80% more publishers will support video advertising in 2007.

Advertising.com, Inc. announced the results of its 2007 online publisher survey, an annual survey of websites who participate in the company’s advertising network. The online survey addressed publisher predictions for online advertising revenue growth, advertiser objectives and advertising capabilities for 2007.

Survey findings validate industry prognostications regarding the growth of online video, with 80% more publishers supporting video advertising formats in 2007 versus 2006. In addition, 100% of sites with streaming content are monetizing it with video advertising. Publishers are also expected to add more streaming content to their websites in 2007, primarily through original content versus syndicated or user-generated content.

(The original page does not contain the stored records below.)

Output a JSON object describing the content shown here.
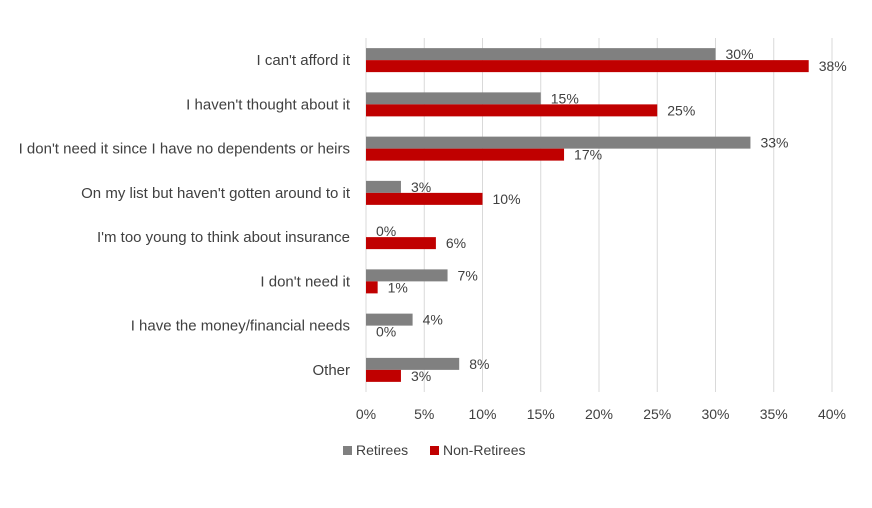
{
  "chart_data": {
    "type": "bar",
    "orientation": "horizontal",
    "categories": [
      "I can't afford it",
      "I haven't thought about it",
      "I don't need it since I have no dependents or heirs",
      "On my list but haven't gotten around to it",
      "I'm too young to think about insurance",
      "I don't need it",
      "I have the money/financial needs",
      "Other"
    ],
    "series": [
      {
        "name": "Retirees",
        "color": "#808080",
        "values": [
          30,
          15,
          33,
          3,
          0,
          7,
          4,
          8
        ]
      },
      {
        "name": "Non-Retirees",
        "color": "#c00000",
        "values": [
          38,
          25,
          17,
          10,
          6,
          1,
          0,
          3
        ]
      }
    ],
    "xlim": [
      0,
      40
    ],
    "x_ticks": [
      0,
      5,
      10,
      15,
      20,
      25,
      30,
      35,
      40
    ],
    "value_suffix": "%",
    "grid": "vertical",
    "legend_position": "bottom",
    "title": "",
    "xlabel": "",
    "ylabel": ""
  }
}
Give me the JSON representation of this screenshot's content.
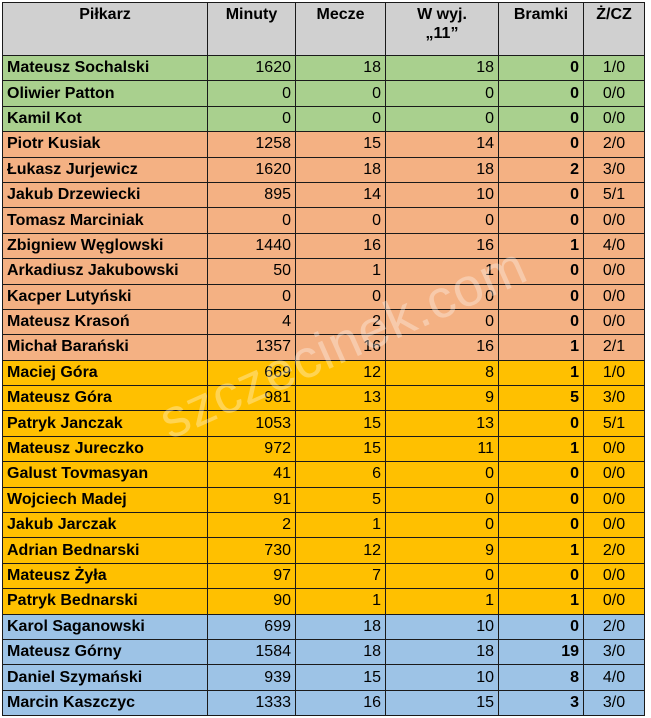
{
  "headers": {
    "player": "Piłkarz",
    "minutes": "Minuty",
    "matches": "Mecze",
    "starts_line1": "W wyj.",
    "starts_line2": "„11”",
    "goals": "Bramki",
    "cards": "Ż/CZ"
  },
  "watermark": "szczecinek.com",
  "group_colors": {
    "green": "#a9d08e",
    "orange": "#f4b183",
    "yellow": "#ffc000",
    "blue": "#9dc3e6",
    "header": "#d0d0d0"
  },
  "rows": [
    {
      "name": "Mateusz Sochalski",
      "minutes": "1620",
      "matches": "18",
      "starts": "18",
      "goals": "0",
      "cards": "1/0",
      "group": "green"
    },
    {
      "name": "Oliwier Patton",
      "minutes": "0",
      "matches": "0",
      "starts": "0",
      "goals": "0",
      "cards": "0/0",
      "group": "green"
    },
    {
      "name": "Kamil Kot",
      "minutes": "0",
      "matches": "0",
      "starts": "0",
      "goals": "0",
      "cards": "0/0",
      "group": "green"
    },
    {
      "name": "Piotr Kusiak",
      "minutes": "1258",
      "matches": "15",
      "starts": "14",
      "goals": "0",
      "cards": "2/0",
      "group": "orange"
    },
    {
      "name": "Łukasz Jurjewicz",
      "minutes": "1620",
      "matches": "18",
      "starts": "18",
      "goals": "2",
      "cards": "3/0",
      "group": "orange"
    },
    {
      "name": "Jakub Drzewiecki",
      "minutes": "895",
      "matches": "14",
      "starts": "10",
      "goals": "0",
      "cards": "5/1",
      "group": "orange"
    },
    {
      "name": "Tomasz Marciniak",
      "minutes": "0",
      "matches": "0",
      "starts": "0",
      "goals": "0",
      "cards": "0/0",
      "group": "orange"
    },
    {
      "name": "Zbigniew Węglowski",
      "minutes": "1440",
      "matches": "16",
      "starts": "16",
      "goals": "1",
      "cards": "4/0",
      "group": "orange"
    },
    {
      "name": "Arkadiusz Jakubowski",
      "minutes": "50",
      "matches": "1",
      "starts": "1",
      "goals": "0",
      "cards": "0/0",
      "group": "orange"
    },
    {
      "name": "Kacper Lutyński",
      "minutes": "0",
      "matches": "0",
      "starts": "0",
      "goals": "0",
      "cards": "0/0",
      "group": "orange"
    },
    {
      "name": "Mateusz Krasoń",
      "minutes": "4",
      "matches": "2",
      "starts": "0",
      "goals": "0",
      "cards": "0/0",
      "group": "orange"
    },
    {
      "name": "Michał Barański",
      "minutes": "1357",
      "matches": "16",
      "starts": "16",
      "goals": "1",
      "cards": "2/1",
      "group": "orange"
    },
    {
      "name": "Maciej Góra",
      "minutes": "669",
      "matches": "12",
      "starts": "8",
      "goals": "1",
      "cards": "1/0",
      "group": "yellow"
    },
    {
      "name": "Mateusz Góra",
      "minutes": "981",
      "matches": "13",
      "starts": "9",
      "goals": "5",
      "cards": "3/0",
      "group": "yellow"
    },
    {
      "name": "Patryk Janczak",
      "minutes": "1053",
      "matches": "15",
      "starts": "13",
      "goals": "0",
      "cards": "5/1",
      "group": "yellow"
    },
    {
      "name": "Mateusz Jureczko",
      "minutes": "972",
      "matches": "15",
      "starts": "11",
      "goals": "1",
      "cards": "0/0",
      "group": "yellow"
    },
    {
      "name": "Galust Tovmasyan",
      "minutes": "41",
      "matches": "6",
      "starts": "0",
      "goals": "0",
      "cards": "0/0",
      "group": "yellow"
    },
    {
      "name": "Wojciech Madej",
      "minutes": "91",
      "matches": "5",
      "starts": "0",
      "goals": "0",
      "cards": "0/0",
      "group": "yellow"
    },
    {
      "name": "Jakub Jarczak",
      "minutes": "2",
      "matches": "1",
      "starts": "0",
      "goals": "0",
      "cards": "0/0",
      "group": "yellow"
    },
    {
      "name": "Adrian Bednarski",
      "minutes": "730",
      "matches": "12",
      "starts": "9",
      "goals": "1",
      "cards": "2/0",
      "group": "yellow"
    },
    {
      "name": "Mateusz Żyła",
      "minutes": "97",
      "matches": "7",
      "starts": "0",
      "goals": "0",
      "cards": "0/0",
      "group": "yellow"
    },
    {
      "name": "Patryk Bednarski",
      "minutes": "90",
      "matches": "1",
      "starts": "1",
      "goals": "1",
      "cards": "0/0",
      "group": "yellow"
    },
    {
      "name": "Karol Saganowski",
      "minutes": "699",
      "matches": "18",
      "starts": "10",
      "goals": "0",
      "cards": "2/0",
      "group": "blue"
    },
    {
      "name": "Mateusz Górny",
      "minutes": "1584",
      "matches": "18",
      "starts": "18",
      "goals": "19",
      "cards": "3/0",
      "group": "blue"
    },
    {
      "name": "Daniel Szymański",
      "minutes": "939",
      "matches": "15",
      "starts": "10",
      "goals": "8",
      "cards": "4/0",
      "group": "blue"
    },
    {
      "name": "Marcin Kaszczyc",
      "minutes": "1333",
      "matches": "16",
      "starts": "15",
      "goals": "3",
      "cards": "3/0",
      "group": "blue"
    }
  ]
}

User-generated content as a whole saw a modest increase this year because, according to one survey respondent, publishers still have not found a way to “filter or monitor user-generated content effectively.”

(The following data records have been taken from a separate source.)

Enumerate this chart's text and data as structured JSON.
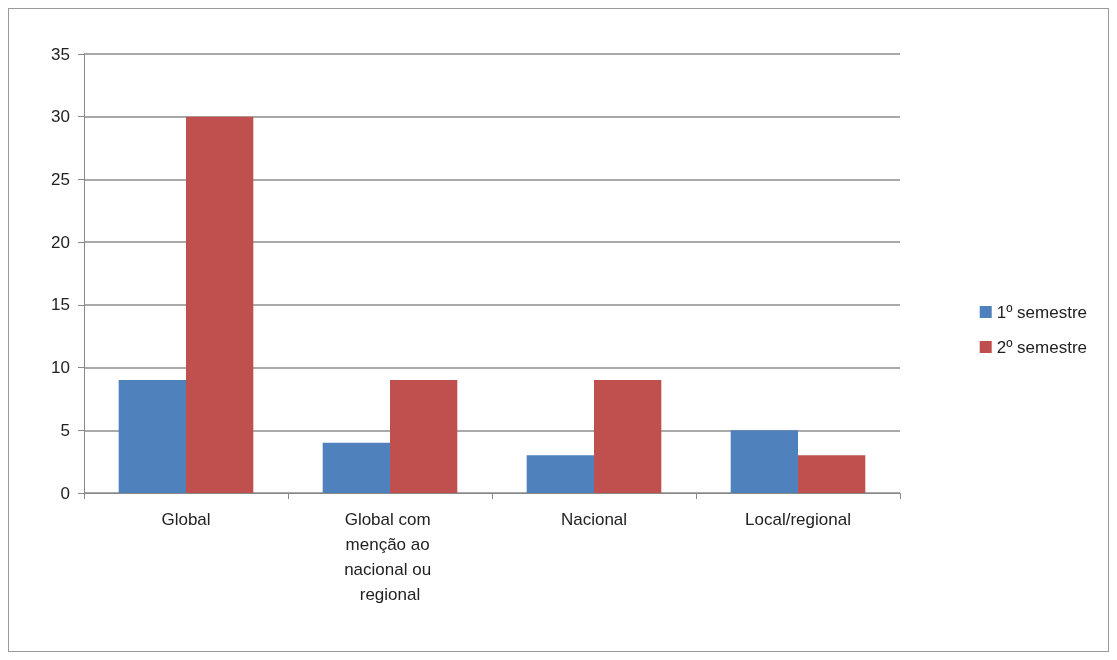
{
  "chart_data": {
    "type": "bar",
    "categories": [
      "Global",
      "Global com menção ao nacional ou regional",
      "Nacional",
      "Local/regional"
    ],
    "series": [
      {
        "name": "1º semestre",
        "color": "#4f81bd",
        "values": [
          9,
          4,
          3,
          5
        ]
      },
      {
        "name": "2º semestre",
        "color": "#c0504d",
        "values": [
          30,
          9,
          9,
          3
        ]
      }
    ],
    "ylim": [
      0,
      35
    ],
    "yticks": [
      0,
      5,
      10,
      15,
      20,
      25,
      30,
      35
    ],
    "grid": "y",
    "legend": "right"
  }
}
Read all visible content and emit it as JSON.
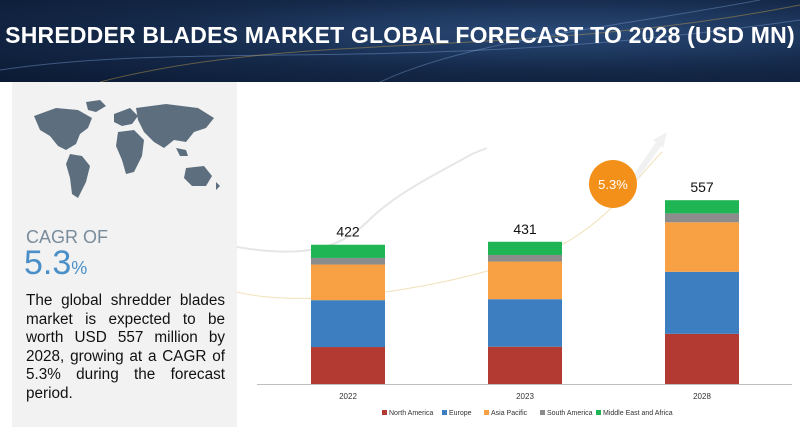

“Video has a lot of value for advertisers. It carries great emotional impact like TV, yet it can be measured and can’t be skipped. That value means publishers can command higher CPMs – hence the rise of streaming content,” said David Jacobs, senior vice president of publisher services for Advertising.com.

Another notable trend had to do with the objectives advertisers hope to achieve using online advertising.

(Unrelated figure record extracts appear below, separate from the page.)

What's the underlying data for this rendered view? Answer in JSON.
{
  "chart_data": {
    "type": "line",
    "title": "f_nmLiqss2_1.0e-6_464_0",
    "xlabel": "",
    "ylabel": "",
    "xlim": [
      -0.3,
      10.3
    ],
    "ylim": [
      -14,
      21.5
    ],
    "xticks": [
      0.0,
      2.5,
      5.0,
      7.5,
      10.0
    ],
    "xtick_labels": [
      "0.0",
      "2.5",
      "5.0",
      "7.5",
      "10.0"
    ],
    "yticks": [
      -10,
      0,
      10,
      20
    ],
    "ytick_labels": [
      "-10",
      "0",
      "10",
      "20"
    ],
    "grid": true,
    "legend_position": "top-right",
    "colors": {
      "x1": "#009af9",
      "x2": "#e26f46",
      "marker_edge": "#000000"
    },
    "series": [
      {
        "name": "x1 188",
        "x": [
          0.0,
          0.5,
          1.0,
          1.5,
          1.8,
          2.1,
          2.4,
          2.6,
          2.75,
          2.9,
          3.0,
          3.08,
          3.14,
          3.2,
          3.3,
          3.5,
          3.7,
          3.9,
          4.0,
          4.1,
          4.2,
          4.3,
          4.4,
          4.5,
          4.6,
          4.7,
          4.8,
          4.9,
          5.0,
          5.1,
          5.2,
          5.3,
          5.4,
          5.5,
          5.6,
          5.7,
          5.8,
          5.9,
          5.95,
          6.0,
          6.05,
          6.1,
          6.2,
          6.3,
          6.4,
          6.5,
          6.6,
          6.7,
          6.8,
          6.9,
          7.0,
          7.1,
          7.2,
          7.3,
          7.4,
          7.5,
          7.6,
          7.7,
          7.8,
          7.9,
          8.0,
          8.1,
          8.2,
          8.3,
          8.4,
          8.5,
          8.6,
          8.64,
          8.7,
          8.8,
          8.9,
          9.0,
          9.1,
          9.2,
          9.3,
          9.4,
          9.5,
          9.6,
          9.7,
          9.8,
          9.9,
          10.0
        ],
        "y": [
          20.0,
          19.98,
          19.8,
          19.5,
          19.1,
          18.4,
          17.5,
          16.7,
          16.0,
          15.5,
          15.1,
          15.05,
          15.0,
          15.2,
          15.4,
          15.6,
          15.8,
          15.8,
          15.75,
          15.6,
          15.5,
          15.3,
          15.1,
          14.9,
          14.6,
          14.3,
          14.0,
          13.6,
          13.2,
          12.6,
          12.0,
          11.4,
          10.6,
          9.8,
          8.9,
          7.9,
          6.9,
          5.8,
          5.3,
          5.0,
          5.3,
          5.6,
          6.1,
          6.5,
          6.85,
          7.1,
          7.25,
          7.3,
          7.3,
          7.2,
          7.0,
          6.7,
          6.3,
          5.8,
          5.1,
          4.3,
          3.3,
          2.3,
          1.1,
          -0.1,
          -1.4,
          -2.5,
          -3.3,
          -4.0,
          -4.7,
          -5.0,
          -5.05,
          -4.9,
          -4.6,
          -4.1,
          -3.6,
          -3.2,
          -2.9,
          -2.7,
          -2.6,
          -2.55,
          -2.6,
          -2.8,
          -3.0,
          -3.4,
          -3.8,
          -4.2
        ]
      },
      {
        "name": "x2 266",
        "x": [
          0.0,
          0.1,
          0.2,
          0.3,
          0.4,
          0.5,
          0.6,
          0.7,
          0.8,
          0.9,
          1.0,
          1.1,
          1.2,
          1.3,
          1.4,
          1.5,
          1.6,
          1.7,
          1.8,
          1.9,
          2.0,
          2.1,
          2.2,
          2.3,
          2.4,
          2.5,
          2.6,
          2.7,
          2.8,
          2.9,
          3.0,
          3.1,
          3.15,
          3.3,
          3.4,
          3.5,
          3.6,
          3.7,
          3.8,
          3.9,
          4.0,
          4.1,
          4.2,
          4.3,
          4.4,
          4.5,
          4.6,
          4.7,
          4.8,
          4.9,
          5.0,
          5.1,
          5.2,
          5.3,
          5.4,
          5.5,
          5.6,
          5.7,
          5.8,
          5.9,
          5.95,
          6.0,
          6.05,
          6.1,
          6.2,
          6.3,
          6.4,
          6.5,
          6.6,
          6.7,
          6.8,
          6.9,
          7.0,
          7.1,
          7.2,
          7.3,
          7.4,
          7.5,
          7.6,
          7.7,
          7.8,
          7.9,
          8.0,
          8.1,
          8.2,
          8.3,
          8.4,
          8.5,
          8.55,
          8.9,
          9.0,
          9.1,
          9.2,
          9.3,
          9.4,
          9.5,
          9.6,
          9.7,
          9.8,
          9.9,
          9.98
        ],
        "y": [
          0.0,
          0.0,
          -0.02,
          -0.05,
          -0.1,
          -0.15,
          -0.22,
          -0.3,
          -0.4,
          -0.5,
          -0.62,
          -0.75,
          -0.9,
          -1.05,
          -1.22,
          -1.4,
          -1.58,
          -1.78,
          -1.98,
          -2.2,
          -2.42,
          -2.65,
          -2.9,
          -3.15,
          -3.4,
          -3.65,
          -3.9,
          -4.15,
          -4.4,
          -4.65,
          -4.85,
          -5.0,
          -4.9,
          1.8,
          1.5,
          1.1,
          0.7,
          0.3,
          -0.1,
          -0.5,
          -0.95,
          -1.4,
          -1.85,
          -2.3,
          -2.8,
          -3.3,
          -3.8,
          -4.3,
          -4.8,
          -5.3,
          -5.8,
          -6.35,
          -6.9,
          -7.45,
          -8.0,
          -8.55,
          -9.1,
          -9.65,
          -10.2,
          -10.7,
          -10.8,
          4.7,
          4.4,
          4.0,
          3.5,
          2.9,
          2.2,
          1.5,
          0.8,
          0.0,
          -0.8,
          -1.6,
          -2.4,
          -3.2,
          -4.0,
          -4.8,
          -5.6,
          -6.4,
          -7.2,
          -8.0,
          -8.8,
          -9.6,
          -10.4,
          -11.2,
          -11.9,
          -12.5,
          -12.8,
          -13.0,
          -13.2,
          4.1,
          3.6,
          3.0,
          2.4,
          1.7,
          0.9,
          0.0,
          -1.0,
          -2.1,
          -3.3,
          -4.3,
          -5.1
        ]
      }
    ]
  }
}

While it appears traditional offline advertisers will continue to shift more dollars to online advertising, maintaining a three-year trend, advertisers plan to use the Internet primarily to achieve hybrid goals, i.e., both branding and direct-response objectives simultaneously. This shift toward hybrid campaigns had clear ramifications for a wide range of other survey findings, including the dominance of CPM pricing models, the focus on larger ad sizes, and the use of more sophisticated advertising formats such as video and rich media – all of which typically correlate with brand advertising. Factors traditionally associated with pure direct-response advertising, such as text links and CPC/CPA pricing, were expected to decline in 2007.